My English teacher friend tells me this is the very definition of an issue—there are two equally supportable sides, both having value and deserving of respect.  Personally, I think it is a good thing to have many opinions expressed in the disabled community.  Expression is empowering and helps us educate others.  It is the respect angle that needs emphasis—everyone should get to decide her own identity and how she wants to be addressed.

Sometimes, my blindness has simply served as an expedient way for me to identify myself.  Recently, I contacted someone I had met at a conference I attended last year. I had a question for him.  When he took my call, I could have identified myself as, “I’m Michelle from Chicago.”  But then I would have had to tell him other identifying characteristics.   “I’m the blind woman who was the board chair of….,” provoked instant recognition and we were able to get down quickly to the reason for my call.

Those who claim that the term “disability” is insulting because it implies limits, I think, must accept that there are some limitations on disabled people.  I have been trying to think of the ways my blindness limits me in my daily life.  Do I resist going out in the ice and snow because I am afraid, I will fall?  Yes, but not because I am blind—I resist because I am 63 years old and I don’t want to break a bone.  Do I rely on others to help me get places because I can’t drive?  Yes, certainly.
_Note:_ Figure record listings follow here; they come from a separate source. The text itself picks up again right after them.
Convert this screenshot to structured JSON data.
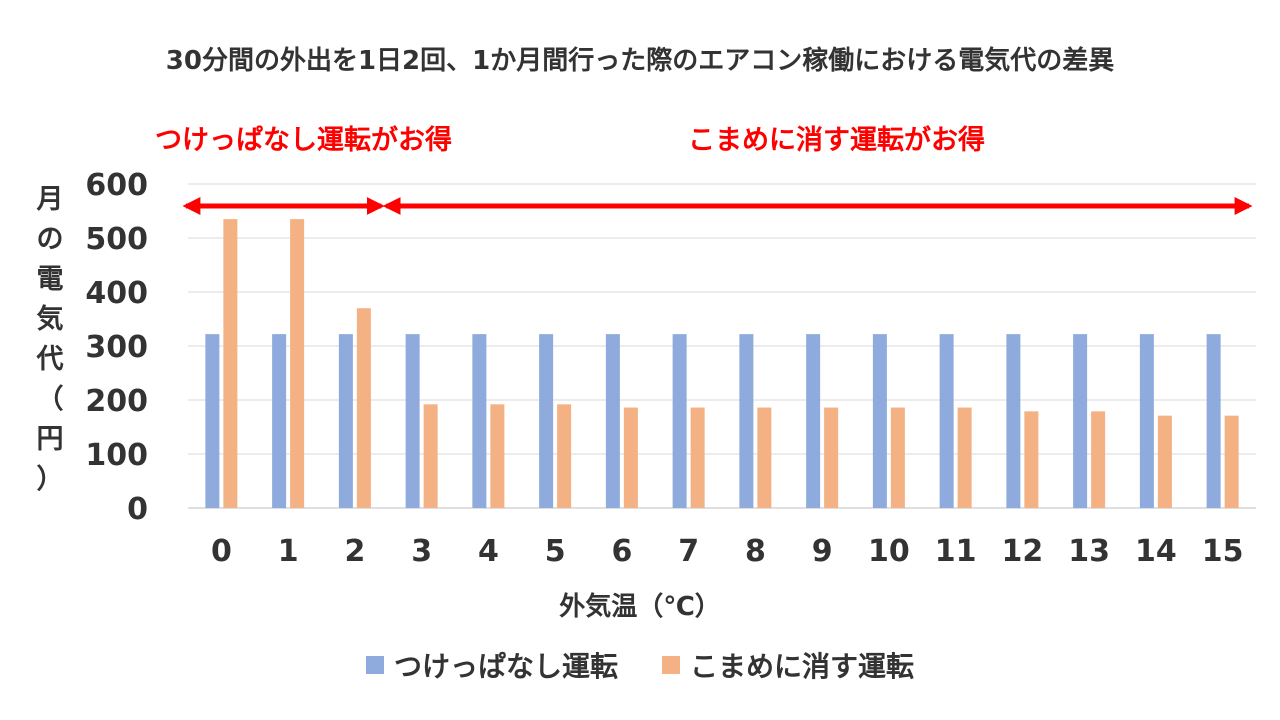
{
  "chart_data": {
    "type": "bar",
    "title": "30分間の外出を1日2回、1か月間行った際のエアコン稼働における電気代の差異",
    "xlabel": "外気温（℃）",
    "ylabel": "月の電気代（円）",
    "ylim": [
      0,
      600
    ],
    "yticks": [
      0,
      100,
      200,
      300,
      400,
      500,
      600
    ],
    "grid": true,
    "legend_position": "bottom",
    "categories": [
      "0",
      "1",
      "2",
      "3",
      "4",
      "5",
      "6",
      "7",
      "8",
      "9",
      "10",
      "11",
      "12",
      "13",
      "14",
      "15"
    ],
    "series": [
      {
        "name": "つけっぱなし運転",
        "color": "#8faadc",
        "values": [
          322,
          322,
          322,
          322,
          322,
          322,
          322,
          322,
          322,
          322,
          322,
          322,
          322,
          322,
          322,
          322
        ]
      },
      {
        "name": "こまめに消す運転",
        "color": "#f4b183",
        "values": [
          535,
          535,
          370,
          192,
          192,
          192,
          186,
          186,
          186,
          186,
          186,
          186,
          179,
          179,
          171,
          171
        ]
      }
    ],
    "annotations": [
      {
        "text": "つけっぱなし運転がお得",
        "from_category": "0",
        "to_category": "2",
        "color": "#ff0000"
      },
      {
        "text": "こまめに消す運転がお得",
        "from_category": "3",
        "to_category": "15",
        "color": "#ff0000"
      }
    ]
  }
}
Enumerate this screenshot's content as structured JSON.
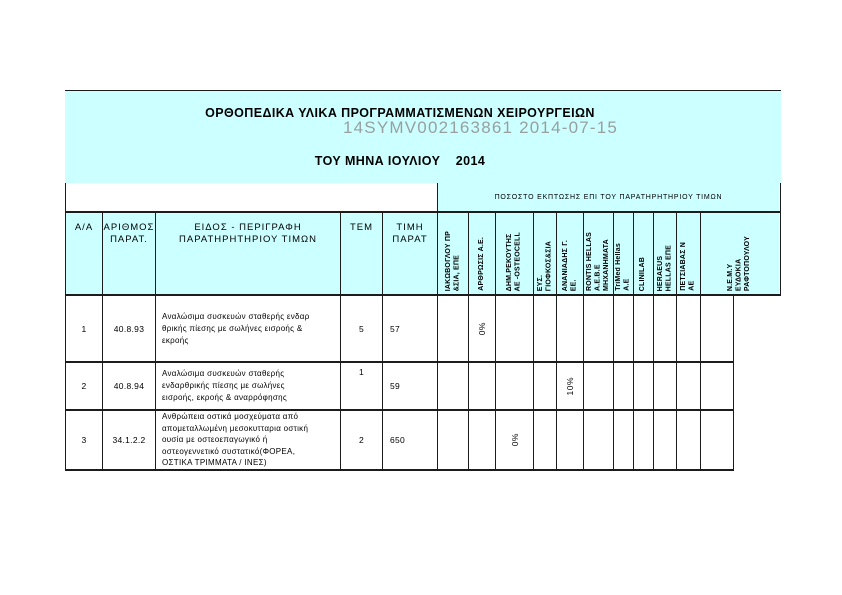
{
  "page": {
    "title_line1": "ΟΡΘΟΠΕΔΙΚΑ ΥΛΙΚΑ ΠΡΟΓΡΑΜΜΑΤΙΣΜΕΝΩΝ ΧΕΙΡΟΥΡΓΕΙΩΝ",
    "title_line2": "ΤΟΥ ΜΗΝΑ ΙΟΥΛΙΟΥ    2014",
    "watermark": "14SYMV002163861 2014-07-15"
  },
  "banner": {
    "discount_header": "ΠΟΣΟΣΤΟ ΕΚΠΤΩΣΗΣ ΕΠΙ ΤΟΥ ΠΑΡΑΤΗΡΗΤΗΡΙΟΥ ΤΙΜΩΝ"
  },
  "columns": {
    "aa": "Α/Α",
    "code": "ΑΡΙΘΜΟΣ\nΠΑΡΑΤ.",
    "item": "ΕΙΔΟΣ - ΠΕΡΙΓΡΑΦΗ\nΠΑΡΑΤΗΡΗΤΗΡΙΟΥ ΤΙΜΩΝ",
    "qty": "ΤΕΜ",
    "price": "ΤΙΜΗ\nΠΑΡΑΤ"
  },
  "suppliers": [
    "ΙΑΚΩΒΟΓΛΟΥ ΠΡ\n&ΣΙΑ, ΕΠΕ",
    "ΑΡΘΡΩΣΙΣ Α.Ε.",
    "ΔΗΜ.ΡΕΚΟΥΤΗΣ\nΑΕ -OSTEOCELL",
    "ΕΥΣ.\nΓΙΟΦΚΟΣ&ΣΙΑ",
    "ΑΝΑΝΙΑΔΗΣ Γ.\nΕΕ.",
    "RONTIS HELLAS\nΑ.Ε.Β.Ε\nΜΗΧΑΝΗΜΑΤΑ",
    "TriMed Hellas\nΑ.Ε",
    "CLINILAB",
    "HERAEUS\nHELLAS ΕΠΕ",
    "ΠΕΤΣΙΑΒΑΣ Ν\nΑΕ",
    "Ν.Ε.Μ.Υ\nΕΥΔΟΚΙΑ\nΡΑΦΤΟΠΟΥΛΟΥ"
  ],
  "rows": [
    {
      "aa": "1",
      "code": "40.8.93",
      "desc": "Αναλώσιμα συσκευών σταθερής ενδαρ\nθρικής πίεσης με σωλήνες εισροής &\nεκροής",
      "qty": "5",
      "price": "57",
      "discounts": {
        "c2": "0%"
      }
    },
    {
      "aa": "2",
      "code": "40.8.94",
      "desc": "Αναλώσιμα συσκευών σταθερής\nενδαρθρικής πίεσης με σωλήνες\nεισροής, εκροής & αναρρόφησης",
      "qty": "1",
      "price": "59",
      "discounts": {
        "c5": "10%"
      }
    },
    {
      "aa": "3",
      "code": "34.1.2.2",
      "desc": "Ανθρώπεια οστικά μοσχεύματα από\nαπομεταλλωμένη μεσοκυτταρια οστική\nουσία με οστεοεπαγωγικό ή\nοστεογεννετικό συστατικό(ΦΟΡΕΑ,\nΟΣΤΙΚΑ ΤΡΙΜΜΑΤΑ / ΙΝΕΣ)",
      "qty": "2",
      "price": "650",
      "discounts": {
        "c3": "0%"
      }
    }
  ],
  "colors": {
    "header_bg": "#ccffff",
    "grid_line": "#1c1c1c",
    "watermark_gray": "#8f8f8f"
  }
}
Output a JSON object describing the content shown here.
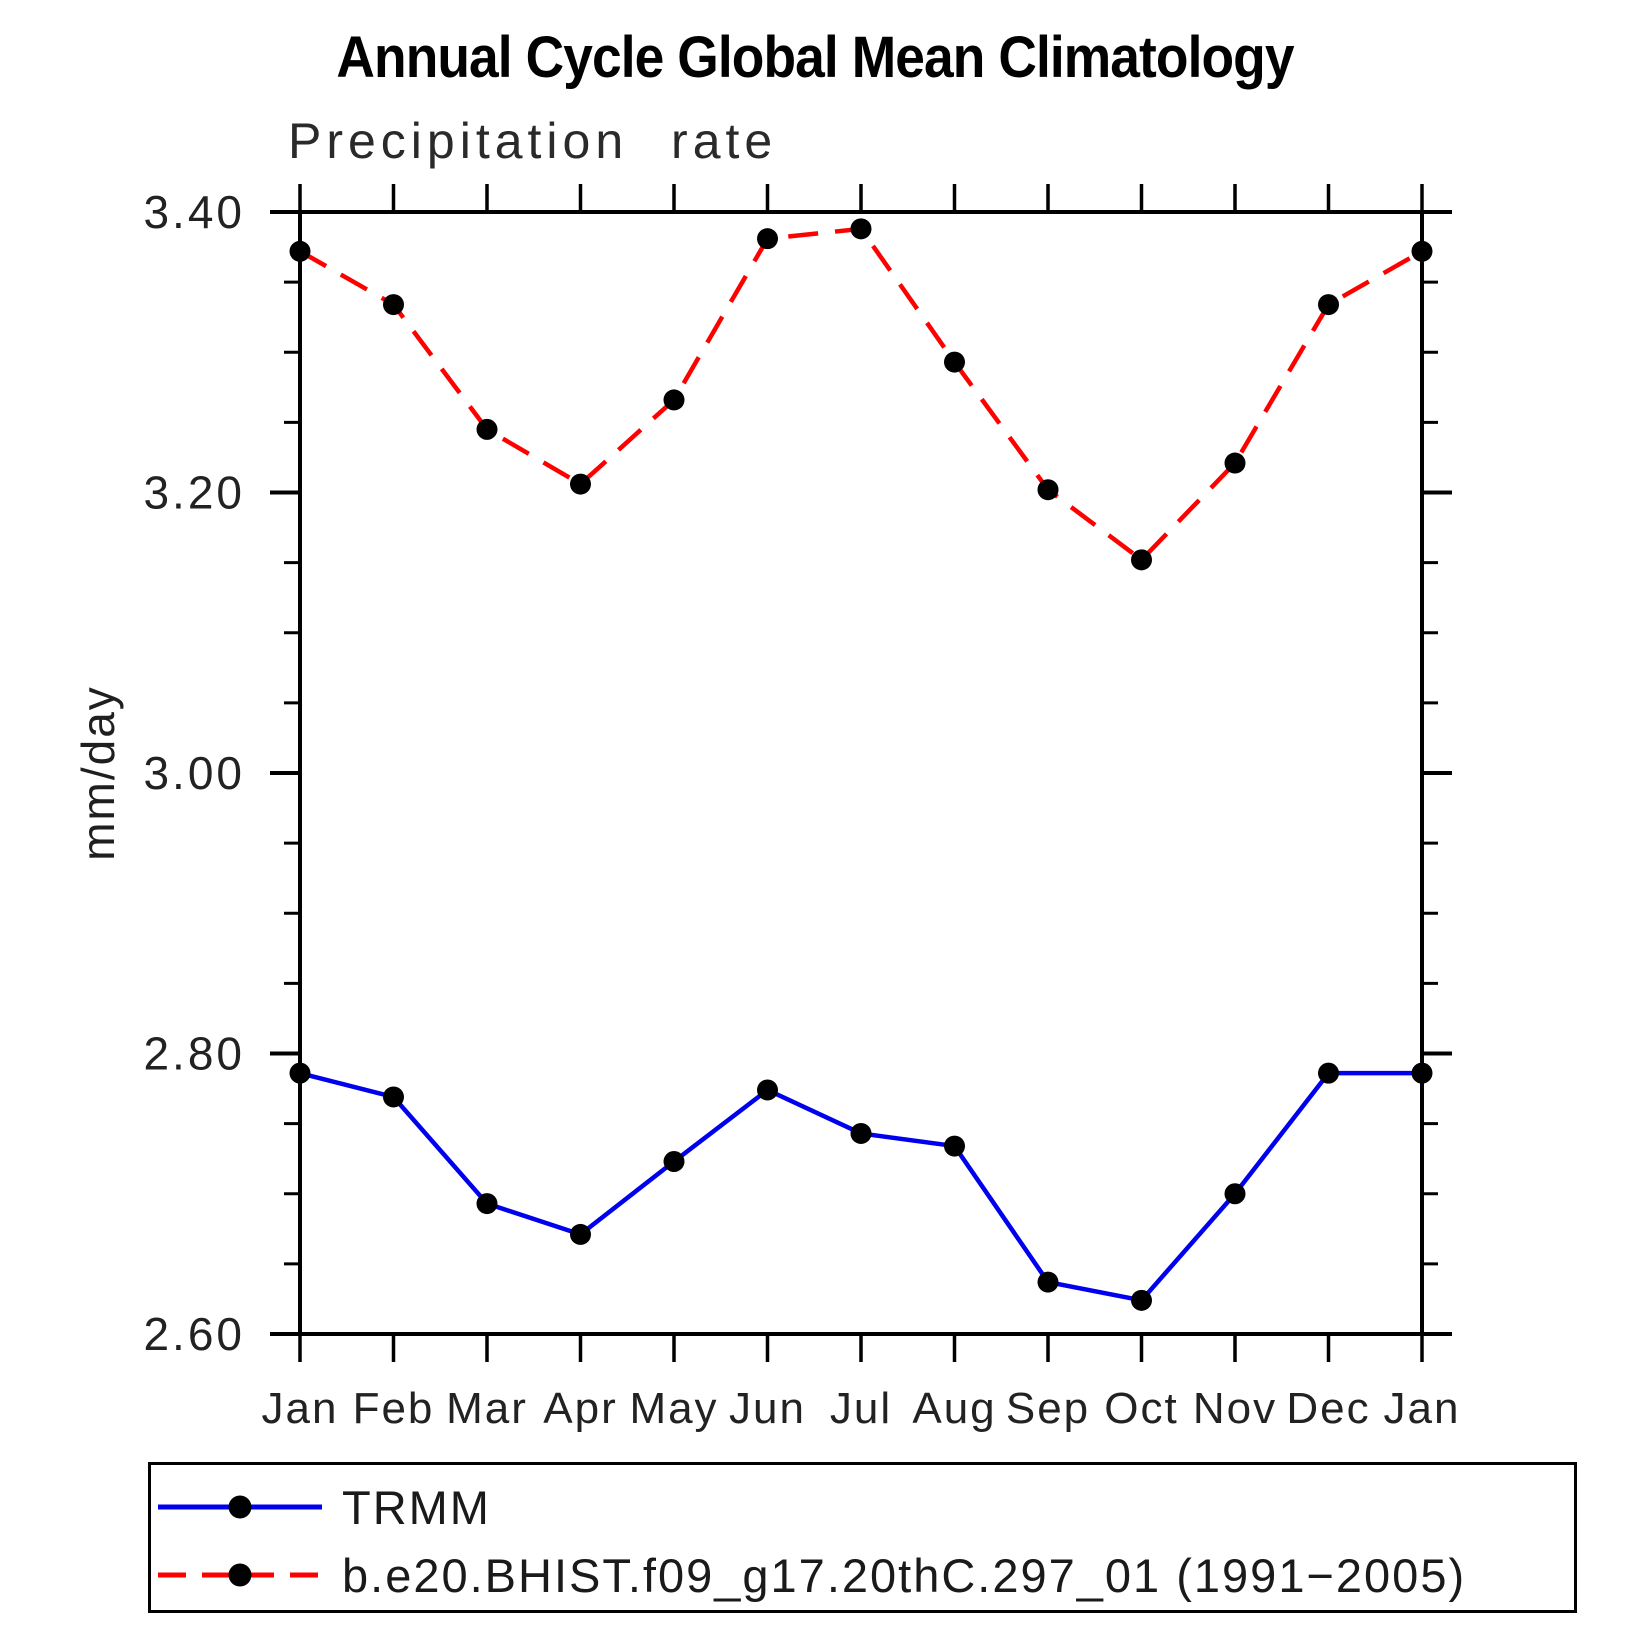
{
  "page": {
    "title": "Annual Cycle Global Mean Climatology"
  },
  "chart_data": {
    "type": "line",
    "title": "Annual Cycle Global Mean Climatology",
    "subtitle": "Precipitation rate",
    "ylabel": "mm/day",
    "xlabel": "",
    "categories": [
      "Jan",
      "Feb",
      "Mar",
      "Apr",
      "May",
      "Jun",
      "Jul",
      "Aug",
      "Sep",
      "Oct",
      "Nov",
      "Dec",
      "Jan"
    ],
    "series": [
      {
        "name": "TRMM",
        "color": "#0000ee",
        "line_style": "solid",
        "marker": "circle",
        "marker_color": "#000000",
        "values": [
          2.786,
          2.769,
          2.693,
          2.671,
          2.723,
          2.774,
          2.743,
          2.734,
          2.637,
          2.624,
          2.7,
          2.786,
          2.786
        ]
      },
      {
        "name": "b.e20.BHIST.f09_g17.20thC.297_01 (1991−2005)",
        "color": "#ff0000",
        "line_style": "dashed",
        "marker": "circle",
        "marker_color": "#000000",
        "values": [
          3.372,
          3.334,
          3.245,
          3.206,
          3.266,
          3.381,
          3.388,
          3.293,
          3.202,
          3.152,
          3.221,
          3.334,
          3.372
        ]
      }
    ],
    "ylim": [
      2.6,
      3.4
    ],
    "ytick_major_step": 0.2,
    "ytick_minor_step": 0.05,
    "ytick_label_decimals": 2,
    "grid": false,
    "legend_position": "bottom",
    "axis_color": "#000000"
  }
}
But these aren’t limitations per se, just reasons for accommodation and modification?  I can get places by having someone else drive me.  I can read by utilizing my computer app.  I still won’t walk on the snow and ice even in expensive snow boots.  There isn’t any accommodation or modification that would entice me to do that, but that’s just common sense, not blindness. In truth  there certainly are challenges I face , but it isn’t my blindness at all that limits me, it is the lack of accessibility that limits me, it is people’s attitudes and misconceptions that limit me not my blindness.
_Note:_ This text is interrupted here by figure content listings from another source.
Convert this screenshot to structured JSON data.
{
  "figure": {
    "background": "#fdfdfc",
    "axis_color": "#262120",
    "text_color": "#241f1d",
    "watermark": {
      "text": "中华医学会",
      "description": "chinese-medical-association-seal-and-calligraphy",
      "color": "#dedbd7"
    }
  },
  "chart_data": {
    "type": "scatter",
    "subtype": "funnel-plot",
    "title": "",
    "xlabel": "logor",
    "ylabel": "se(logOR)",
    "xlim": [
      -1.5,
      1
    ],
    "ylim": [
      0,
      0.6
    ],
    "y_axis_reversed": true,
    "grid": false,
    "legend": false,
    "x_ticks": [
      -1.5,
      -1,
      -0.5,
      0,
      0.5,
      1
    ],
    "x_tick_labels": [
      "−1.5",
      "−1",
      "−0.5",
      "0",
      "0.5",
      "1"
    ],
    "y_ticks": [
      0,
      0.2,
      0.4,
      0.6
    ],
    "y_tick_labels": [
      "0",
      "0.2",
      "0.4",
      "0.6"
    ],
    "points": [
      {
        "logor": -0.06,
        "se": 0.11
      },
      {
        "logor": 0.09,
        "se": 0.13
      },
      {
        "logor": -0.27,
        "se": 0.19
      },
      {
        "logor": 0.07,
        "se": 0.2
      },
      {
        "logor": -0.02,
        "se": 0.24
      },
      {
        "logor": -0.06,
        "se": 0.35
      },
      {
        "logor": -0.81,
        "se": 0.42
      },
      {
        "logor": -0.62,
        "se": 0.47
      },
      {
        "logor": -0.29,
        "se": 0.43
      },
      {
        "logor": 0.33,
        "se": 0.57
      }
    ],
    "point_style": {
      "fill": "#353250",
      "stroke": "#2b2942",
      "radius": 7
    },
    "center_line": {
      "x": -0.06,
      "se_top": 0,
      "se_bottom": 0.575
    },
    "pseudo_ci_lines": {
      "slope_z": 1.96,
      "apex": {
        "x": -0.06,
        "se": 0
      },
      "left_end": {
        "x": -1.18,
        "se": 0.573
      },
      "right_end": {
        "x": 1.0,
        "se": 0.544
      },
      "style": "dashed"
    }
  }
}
Being blind defines me in the same way that being a Jewish woman or a mother and grandmother defines me.  Why wouldn’t I want to embrace that?  Frankly, for the first 28 years of my life when I tried to deny my visual impairment and fake it in order to fit in, I was pretty miserable.

I tried so hard it was exhausting—this fear of being excluded, stigmatized and judged solely by misconceptions about blindness.  When, at age 23, I was finally able to accept that my blindness was part of my identity I was able to embrace that part of me   and it was so liberating!  While blindness may be a disability, it is nonetheless just another intrinsic part of me.  It goes along with my intelligence, my ability to empathize, my desire to help others, to give back, to be informed, to teach, and to live as a responsible, contributing member of society. 

It’s a package deal.  Each of these pieces of me informs how I am in the world, what I read, how I act, how I think, how I vote, whom I choose to spend time with, whom I choose to avoid, what organizations I want to be involved with, what charities I support and every other choice that I make in living my life meaningfully.

Being disabled does define me in the same way that being resilient, assertive, empathetic, and creative does.  Being disabled isn’t my problem.  It isn’t something broken that needs to be or can be fixed.  It is simply a part of me.  To deny that would be like framing a completed puzzle, but leaving a gaping hole for a lost piece. 

I am a complete puzzle.  I am the sum of all my parts.  I am blind. 

And so much more besides.

Michelle Friedman is a life coach, disability advocate and children’s book author. Michelle is a career not for profit organization board member for 30 years and is currently the vice chair of the board of Keshet and the development chair of the board of the Institute for Therapy Through the Arts.